Long interested in neuroscience and genetic engineering, Nyman put Facing Goya together just as scientists were mapping the entire human genome and there was widespread speculation over what this knowledge of human genes could tell mankind about itself.

He found eerie echoes in this of the now discounted 19th-century science of craniometry, in which skull measurements were said to predict a person's intelligence. He and Hardie had used the idea of craniometry in a 1987 opera Vital Statistics and returned to this theme, weaving in news at the time that Goya's grave was found to be missing the artist's skull.

"The search for Goya's head is the search for Goya's genius, I suppose, and the incompatibility of measuring means for racial superiority and character and whatever, which can't and should not be applied to where artistic ability comes from," he said.

"I don't know where mine comes from, if there is some ability. I sit down at a piano and my hands and my head are simultaneously drawn to playing something, a musical idea which I think is suitable for me to express myself."

Ong thinks Singaporean audiences will appreciate the stand-off between so-called scientific rationality and the emotional appeal of art. He says: "The crux of the opera is what is art about? Is art about the head or the heart?"

He hopes viewers will consider "the trajectory of Singapore", from the 1990s boom in biotechnology industries, which still leaves many ethical questions about how to profit from such trade, to today's focus on high-profile, big-money arts events such as Art Stage Singapore, where art is assigned a dollar value.

"Now we are in the world of money: what can we sell? We can sell art, we can sell science, we can sell ourselves," he says. "It's really a morality opera."

akshitan@sph.com.sg


WHAT YOU SHOULD KNOW BEFORE WATCHING FACING GOYA

Who is Goya?

Francisco Goya was a Spanish painter and print-maker (mid-18th to early 19th-century) whose style is considered to have inspired artists from Manet to Picasso.

His work ranged from lush nudes to dark, nightmarish scenes such as The Sleep Of Reason Produces Monsters (1797-99), which imagines him asleep and surrounded by winged demons. This latter print incidentally inspired some of the costumes of Facing Goya.

Why did Michael Nyman write this opera?

The British composer likes reading about science and wrote the score for the 1997 Hollywood film Gattaca, about a world where people with "superior" genes are preferred.

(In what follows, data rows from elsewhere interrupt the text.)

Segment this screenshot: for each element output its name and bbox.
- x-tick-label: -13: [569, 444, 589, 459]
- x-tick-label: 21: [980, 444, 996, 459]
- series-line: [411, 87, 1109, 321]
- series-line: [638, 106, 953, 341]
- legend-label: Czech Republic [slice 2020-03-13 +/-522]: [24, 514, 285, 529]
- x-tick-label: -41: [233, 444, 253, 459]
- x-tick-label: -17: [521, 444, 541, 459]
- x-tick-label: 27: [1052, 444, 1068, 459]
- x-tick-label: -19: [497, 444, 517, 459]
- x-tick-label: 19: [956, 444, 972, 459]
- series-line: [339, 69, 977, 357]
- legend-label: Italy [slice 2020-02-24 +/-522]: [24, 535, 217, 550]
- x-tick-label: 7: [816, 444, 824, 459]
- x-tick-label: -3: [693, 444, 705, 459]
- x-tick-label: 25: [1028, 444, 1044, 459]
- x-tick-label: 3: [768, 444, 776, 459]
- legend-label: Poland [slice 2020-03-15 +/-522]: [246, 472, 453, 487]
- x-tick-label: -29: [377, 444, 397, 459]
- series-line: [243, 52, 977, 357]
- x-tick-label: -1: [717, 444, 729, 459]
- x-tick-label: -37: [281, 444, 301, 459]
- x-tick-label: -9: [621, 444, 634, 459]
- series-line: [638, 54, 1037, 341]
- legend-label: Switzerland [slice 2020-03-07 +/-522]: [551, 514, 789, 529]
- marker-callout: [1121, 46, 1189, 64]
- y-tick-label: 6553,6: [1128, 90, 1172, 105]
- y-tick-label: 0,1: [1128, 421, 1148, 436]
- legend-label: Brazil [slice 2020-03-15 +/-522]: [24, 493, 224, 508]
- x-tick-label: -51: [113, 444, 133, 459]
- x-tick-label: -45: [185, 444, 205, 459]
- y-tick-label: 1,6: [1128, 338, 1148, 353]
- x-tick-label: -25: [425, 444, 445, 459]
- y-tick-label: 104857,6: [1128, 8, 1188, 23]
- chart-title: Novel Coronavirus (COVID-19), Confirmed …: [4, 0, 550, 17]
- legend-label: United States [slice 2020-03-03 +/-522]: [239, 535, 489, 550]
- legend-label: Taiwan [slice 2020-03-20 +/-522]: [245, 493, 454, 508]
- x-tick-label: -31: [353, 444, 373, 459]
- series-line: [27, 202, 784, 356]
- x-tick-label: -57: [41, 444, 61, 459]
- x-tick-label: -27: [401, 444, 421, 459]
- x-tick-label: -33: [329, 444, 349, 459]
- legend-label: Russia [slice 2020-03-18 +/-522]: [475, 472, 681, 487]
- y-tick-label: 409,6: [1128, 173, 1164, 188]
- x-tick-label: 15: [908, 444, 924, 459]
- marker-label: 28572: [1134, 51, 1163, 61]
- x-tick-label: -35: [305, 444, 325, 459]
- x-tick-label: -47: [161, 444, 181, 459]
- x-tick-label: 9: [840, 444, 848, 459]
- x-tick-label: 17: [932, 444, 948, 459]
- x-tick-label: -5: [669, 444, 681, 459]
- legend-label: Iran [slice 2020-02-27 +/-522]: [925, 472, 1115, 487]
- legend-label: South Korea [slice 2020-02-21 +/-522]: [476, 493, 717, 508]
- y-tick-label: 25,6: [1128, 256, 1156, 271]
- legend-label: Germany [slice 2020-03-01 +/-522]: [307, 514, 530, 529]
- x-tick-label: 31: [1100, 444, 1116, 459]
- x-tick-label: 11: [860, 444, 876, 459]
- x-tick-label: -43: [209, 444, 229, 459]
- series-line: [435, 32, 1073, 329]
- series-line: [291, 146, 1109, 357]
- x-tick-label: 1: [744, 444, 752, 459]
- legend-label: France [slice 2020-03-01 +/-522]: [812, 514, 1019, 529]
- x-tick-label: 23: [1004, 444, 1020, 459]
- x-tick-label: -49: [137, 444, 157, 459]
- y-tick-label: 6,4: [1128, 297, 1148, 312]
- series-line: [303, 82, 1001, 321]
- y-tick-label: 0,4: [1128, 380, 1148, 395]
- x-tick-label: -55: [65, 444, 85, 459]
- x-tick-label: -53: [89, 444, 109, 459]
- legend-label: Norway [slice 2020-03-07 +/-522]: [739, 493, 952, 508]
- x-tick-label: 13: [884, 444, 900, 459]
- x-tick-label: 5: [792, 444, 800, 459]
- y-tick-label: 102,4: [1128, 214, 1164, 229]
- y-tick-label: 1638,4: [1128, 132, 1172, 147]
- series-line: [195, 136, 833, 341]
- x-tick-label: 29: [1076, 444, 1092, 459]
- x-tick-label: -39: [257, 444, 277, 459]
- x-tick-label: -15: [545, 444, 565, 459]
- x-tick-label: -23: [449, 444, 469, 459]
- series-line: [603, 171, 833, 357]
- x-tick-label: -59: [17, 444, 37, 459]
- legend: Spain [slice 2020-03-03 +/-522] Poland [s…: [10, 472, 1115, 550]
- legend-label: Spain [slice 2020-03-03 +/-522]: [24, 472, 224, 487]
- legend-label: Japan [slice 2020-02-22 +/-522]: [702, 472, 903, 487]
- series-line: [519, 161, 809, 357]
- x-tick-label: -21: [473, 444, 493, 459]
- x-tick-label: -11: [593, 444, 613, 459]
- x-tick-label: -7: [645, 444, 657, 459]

In the 1980s, he composed a one-act opera about the practice of craniometry - or trying to deduce a person's character through the shape and size of his skull - a practice adopted by people trying to show their genetic superiority over others.

Towards the end of the 1990s, he became aware of the growing interest in genetic research. The human genome was being sequenced, and scientists and the public were wondering what genes might be able to predict about a person.

He and librettist Victoria Hardie decided to write an opera contrasting the old and new sciences and querying the ethical and moral implications of both. Facing Goya premiered in 2000.